Sybil flew toward her great-aunt with a squeal of delight, but Lady Saltash held her ebony stick before her like a shield and said gruffly, “No, you don’t, my gal. As a bride-to-be you must show some decorum, and then you might give your embraces to those who deserve it. Robert knew where to procure them, and George remembered that you’d be needing them in the first place.”
George laughed and shook his head. “I’ll kiss you when you’re a bride, Sybil, but not a moment sooner.”
Thwarted in all her efforts to show gratitude, Sybil fell into Robert’s arms and looked at him with such deep happiness glowing in her hazel eyes that he felt quite humbled. Gently he touched his lips to hers, then murmured into her ear, “I love you, Sybil. Will you marry me?”
Sybil nodded and tightened her arms around his neck in silent promise.
Deanna’s eyes misted, and her heart swelled with gladness for her friend. She turned to Felix to share this moment of happiness and in doing so found her own. Felix’s regard was warm and tender, and tenderly he enfolded her in his embrace.
“The last obstacle has been removed,” he said huskily. “Let us be married now.”
“Yes, Felix—before you find another excuse not to.”
“Minx,” he said lovingly. “I doubt not that when I’m old and gray you’ll still tease me about these wretched two months. I was the greatest coward on earth, even fearing one tiny little boy as a rival to my happiness.”
“Hmm. So that’s why you schemed so elaborately, including a second special license—to secure another mama for Robby since he couldn’t have me.”
“You may be godmother if you like.”
Felix’s lips claimed hers, dousing all desire to discuss the various schemes that had led to a successful arrangement of a double wedding, and awaking desires of a quite different nature in Deanna. Only when Lady Saltash raised her voice was Deanna jolted back to reality; her wedding was to take place in a few minutes!
“Let’s get on with it now,” Lady Saltash demanded querulously. “I believe the vicar’s waiting. And I hope you plan to serve us refreshments at Fenchmore Hall after the wedding, Felix!” All this kissing and hugging! she thought. It was plain indecent, that’s what it was—and had for her nerves. But when Lord Blakeley’s hand tightened protectively on her elbow, she began to feel much better. Dear Edward.

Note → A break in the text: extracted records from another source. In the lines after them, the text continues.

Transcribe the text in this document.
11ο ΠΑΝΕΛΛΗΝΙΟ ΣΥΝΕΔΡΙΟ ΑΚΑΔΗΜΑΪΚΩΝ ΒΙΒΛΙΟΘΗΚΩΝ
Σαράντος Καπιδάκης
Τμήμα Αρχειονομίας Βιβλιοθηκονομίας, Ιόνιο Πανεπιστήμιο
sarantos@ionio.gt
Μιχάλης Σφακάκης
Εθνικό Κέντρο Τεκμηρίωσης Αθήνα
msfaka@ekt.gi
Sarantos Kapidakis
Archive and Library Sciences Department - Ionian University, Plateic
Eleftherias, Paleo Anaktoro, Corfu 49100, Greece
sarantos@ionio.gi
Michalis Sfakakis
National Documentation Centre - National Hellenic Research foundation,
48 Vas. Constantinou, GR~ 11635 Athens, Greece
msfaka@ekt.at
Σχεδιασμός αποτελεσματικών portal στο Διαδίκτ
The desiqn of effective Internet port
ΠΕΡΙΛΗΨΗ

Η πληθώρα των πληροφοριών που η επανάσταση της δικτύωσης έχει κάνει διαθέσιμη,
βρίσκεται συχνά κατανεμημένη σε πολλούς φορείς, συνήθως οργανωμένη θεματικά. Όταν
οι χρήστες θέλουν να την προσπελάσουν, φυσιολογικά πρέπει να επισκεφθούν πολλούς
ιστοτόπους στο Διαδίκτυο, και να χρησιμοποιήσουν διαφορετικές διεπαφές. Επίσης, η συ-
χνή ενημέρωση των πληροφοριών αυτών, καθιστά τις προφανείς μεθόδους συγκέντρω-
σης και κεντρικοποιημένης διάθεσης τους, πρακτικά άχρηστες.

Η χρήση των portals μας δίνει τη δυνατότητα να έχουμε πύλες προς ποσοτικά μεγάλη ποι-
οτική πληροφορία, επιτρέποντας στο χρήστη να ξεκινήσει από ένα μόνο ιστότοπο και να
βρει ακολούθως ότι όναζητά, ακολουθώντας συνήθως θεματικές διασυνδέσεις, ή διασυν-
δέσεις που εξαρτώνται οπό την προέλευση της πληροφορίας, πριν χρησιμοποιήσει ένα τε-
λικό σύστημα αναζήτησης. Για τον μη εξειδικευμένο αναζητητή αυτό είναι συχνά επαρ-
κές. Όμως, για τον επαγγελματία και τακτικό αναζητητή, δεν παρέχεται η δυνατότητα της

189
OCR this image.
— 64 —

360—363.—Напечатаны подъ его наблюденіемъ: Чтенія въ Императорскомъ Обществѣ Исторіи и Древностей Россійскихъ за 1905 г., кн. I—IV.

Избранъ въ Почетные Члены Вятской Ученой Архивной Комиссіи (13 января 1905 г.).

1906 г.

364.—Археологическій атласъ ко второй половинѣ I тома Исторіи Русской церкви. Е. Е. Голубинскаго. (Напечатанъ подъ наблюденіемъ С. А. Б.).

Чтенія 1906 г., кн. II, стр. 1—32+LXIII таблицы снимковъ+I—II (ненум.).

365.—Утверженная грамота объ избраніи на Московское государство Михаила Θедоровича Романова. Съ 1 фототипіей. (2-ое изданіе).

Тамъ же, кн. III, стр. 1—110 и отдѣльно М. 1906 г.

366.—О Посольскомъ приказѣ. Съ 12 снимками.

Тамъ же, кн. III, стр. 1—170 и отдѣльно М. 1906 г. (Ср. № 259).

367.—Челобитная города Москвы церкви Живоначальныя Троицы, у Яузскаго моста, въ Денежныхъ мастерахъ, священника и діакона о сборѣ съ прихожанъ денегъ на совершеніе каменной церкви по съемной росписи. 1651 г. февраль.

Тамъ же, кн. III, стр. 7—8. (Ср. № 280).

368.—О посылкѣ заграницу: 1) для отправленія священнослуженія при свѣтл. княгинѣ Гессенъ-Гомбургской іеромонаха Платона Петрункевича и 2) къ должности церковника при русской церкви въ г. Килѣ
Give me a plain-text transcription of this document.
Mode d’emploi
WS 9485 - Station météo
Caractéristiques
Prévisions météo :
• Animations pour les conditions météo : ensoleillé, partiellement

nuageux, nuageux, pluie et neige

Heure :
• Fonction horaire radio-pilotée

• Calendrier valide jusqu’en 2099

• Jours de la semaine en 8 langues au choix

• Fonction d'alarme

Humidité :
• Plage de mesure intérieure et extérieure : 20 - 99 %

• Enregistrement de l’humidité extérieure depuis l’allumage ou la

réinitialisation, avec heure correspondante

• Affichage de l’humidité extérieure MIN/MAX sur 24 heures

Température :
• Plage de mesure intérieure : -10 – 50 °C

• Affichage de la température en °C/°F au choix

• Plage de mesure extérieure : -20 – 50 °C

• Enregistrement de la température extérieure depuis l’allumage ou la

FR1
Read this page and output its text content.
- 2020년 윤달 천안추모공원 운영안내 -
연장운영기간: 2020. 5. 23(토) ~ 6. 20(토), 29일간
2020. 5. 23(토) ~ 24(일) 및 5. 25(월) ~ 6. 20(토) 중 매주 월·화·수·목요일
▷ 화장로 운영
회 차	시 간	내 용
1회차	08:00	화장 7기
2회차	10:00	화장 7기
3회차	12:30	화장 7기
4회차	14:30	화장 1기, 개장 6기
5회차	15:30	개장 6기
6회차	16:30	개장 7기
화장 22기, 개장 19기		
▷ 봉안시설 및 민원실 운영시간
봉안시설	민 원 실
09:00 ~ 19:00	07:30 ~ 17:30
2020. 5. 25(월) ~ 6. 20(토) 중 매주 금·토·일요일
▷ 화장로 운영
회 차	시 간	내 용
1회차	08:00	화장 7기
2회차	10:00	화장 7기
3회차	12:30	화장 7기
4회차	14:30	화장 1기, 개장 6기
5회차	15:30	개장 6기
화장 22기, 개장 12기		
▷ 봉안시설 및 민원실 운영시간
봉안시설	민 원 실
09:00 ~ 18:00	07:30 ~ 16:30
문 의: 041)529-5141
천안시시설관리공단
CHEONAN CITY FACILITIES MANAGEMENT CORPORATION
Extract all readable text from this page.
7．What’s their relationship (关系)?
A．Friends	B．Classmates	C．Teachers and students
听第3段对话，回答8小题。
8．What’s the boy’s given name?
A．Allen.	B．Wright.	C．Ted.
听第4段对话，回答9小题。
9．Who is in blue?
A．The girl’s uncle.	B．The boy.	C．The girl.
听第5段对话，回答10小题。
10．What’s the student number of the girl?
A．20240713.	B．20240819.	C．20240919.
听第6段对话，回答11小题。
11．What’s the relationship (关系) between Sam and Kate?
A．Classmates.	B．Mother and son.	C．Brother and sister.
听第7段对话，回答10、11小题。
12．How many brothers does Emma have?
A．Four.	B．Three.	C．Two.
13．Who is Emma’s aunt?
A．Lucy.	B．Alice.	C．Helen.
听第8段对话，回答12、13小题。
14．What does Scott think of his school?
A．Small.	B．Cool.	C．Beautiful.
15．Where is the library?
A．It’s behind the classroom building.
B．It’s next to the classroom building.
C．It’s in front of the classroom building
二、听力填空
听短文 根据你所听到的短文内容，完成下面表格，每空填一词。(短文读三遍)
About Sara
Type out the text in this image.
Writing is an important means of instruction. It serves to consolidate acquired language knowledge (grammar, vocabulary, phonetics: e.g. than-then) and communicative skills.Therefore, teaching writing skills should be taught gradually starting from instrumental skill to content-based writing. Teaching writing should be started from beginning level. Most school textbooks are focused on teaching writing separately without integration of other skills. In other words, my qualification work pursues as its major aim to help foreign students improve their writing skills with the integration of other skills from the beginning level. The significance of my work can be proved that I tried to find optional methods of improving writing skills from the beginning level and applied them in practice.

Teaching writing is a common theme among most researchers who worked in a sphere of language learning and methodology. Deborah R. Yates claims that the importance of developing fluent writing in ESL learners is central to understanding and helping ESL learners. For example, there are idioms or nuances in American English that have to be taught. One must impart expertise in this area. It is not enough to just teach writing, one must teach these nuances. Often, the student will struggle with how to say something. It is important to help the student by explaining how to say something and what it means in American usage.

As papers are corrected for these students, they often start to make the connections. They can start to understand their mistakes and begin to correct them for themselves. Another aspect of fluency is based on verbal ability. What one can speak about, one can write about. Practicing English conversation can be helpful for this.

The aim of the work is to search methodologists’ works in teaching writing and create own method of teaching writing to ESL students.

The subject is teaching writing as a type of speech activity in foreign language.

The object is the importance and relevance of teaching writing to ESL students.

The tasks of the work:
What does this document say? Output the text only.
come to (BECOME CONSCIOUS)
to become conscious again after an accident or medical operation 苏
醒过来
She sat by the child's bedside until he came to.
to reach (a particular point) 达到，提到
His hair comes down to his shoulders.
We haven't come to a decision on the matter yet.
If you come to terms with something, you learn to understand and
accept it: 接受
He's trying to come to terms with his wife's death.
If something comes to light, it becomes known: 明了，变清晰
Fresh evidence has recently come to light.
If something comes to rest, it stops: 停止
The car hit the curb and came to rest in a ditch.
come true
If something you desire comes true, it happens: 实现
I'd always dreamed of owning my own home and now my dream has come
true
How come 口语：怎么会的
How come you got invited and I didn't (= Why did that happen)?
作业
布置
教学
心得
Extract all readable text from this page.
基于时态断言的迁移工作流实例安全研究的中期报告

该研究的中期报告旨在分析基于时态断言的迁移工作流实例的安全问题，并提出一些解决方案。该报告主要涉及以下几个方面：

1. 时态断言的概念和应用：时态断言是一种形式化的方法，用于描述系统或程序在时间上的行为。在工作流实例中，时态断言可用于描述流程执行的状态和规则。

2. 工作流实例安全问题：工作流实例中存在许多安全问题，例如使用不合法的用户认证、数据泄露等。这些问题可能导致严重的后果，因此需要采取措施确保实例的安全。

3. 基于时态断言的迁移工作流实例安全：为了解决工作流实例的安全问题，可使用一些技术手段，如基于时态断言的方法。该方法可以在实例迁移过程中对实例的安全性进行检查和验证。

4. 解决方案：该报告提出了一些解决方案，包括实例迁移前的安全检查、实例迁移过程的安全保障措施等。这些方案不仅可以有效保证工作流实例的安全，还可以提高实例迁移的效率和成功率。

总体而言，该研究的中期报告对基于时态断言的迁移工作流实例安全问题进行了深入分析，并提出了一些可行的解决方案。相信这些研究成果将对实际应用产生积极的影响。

“You are welcome at the Hall, Lady Saltash,” Felix said. “My housekeeper will have prepared a luncheon for us all. I doubt not she has fixed your favorite raised pigeon pie, Mr. Goodwright.” Felix had a smile for his old friend the vicar, then added politely, “And if you find the return journey too strenuous today, Lady Saltash, rooms shall be prepared for you and Lord Blakeley.”
“Humbug! You and Robert need to be left alone with your brides.”
“Ohh!” Sybil wailed in sudden distress. “Deanna and I have neither a nightgown nor a change of clothes!”
“You wouldn’t, had it been left up to you,” the baroness grumbled. “But I had Raker pack your bags, and Billings packed Robert’s gear. Everything will arrive at Fenchmore Hall during the afternoon. I’ll also send Robby and Katie down in a week or so with Robert’s new chaise, and then you may take the boy to Ireland. But not before you stopped at home and introduced your husband to your parents, my gal!”
The baroness then turned a baleful eye on Deanna. “I need not, I hope, tell you how to conduct yourself toward your mama. Felix will take you to her, after the honeymoon.”
“Yes, ma’am,” Deanna and Felix replied obligingly, but Lady Saltash could not be certain they had attended to anything she said. Deanna’s face was tilted up a little, and it was bathed in the glow of love blazing at her from Felix’s eyes.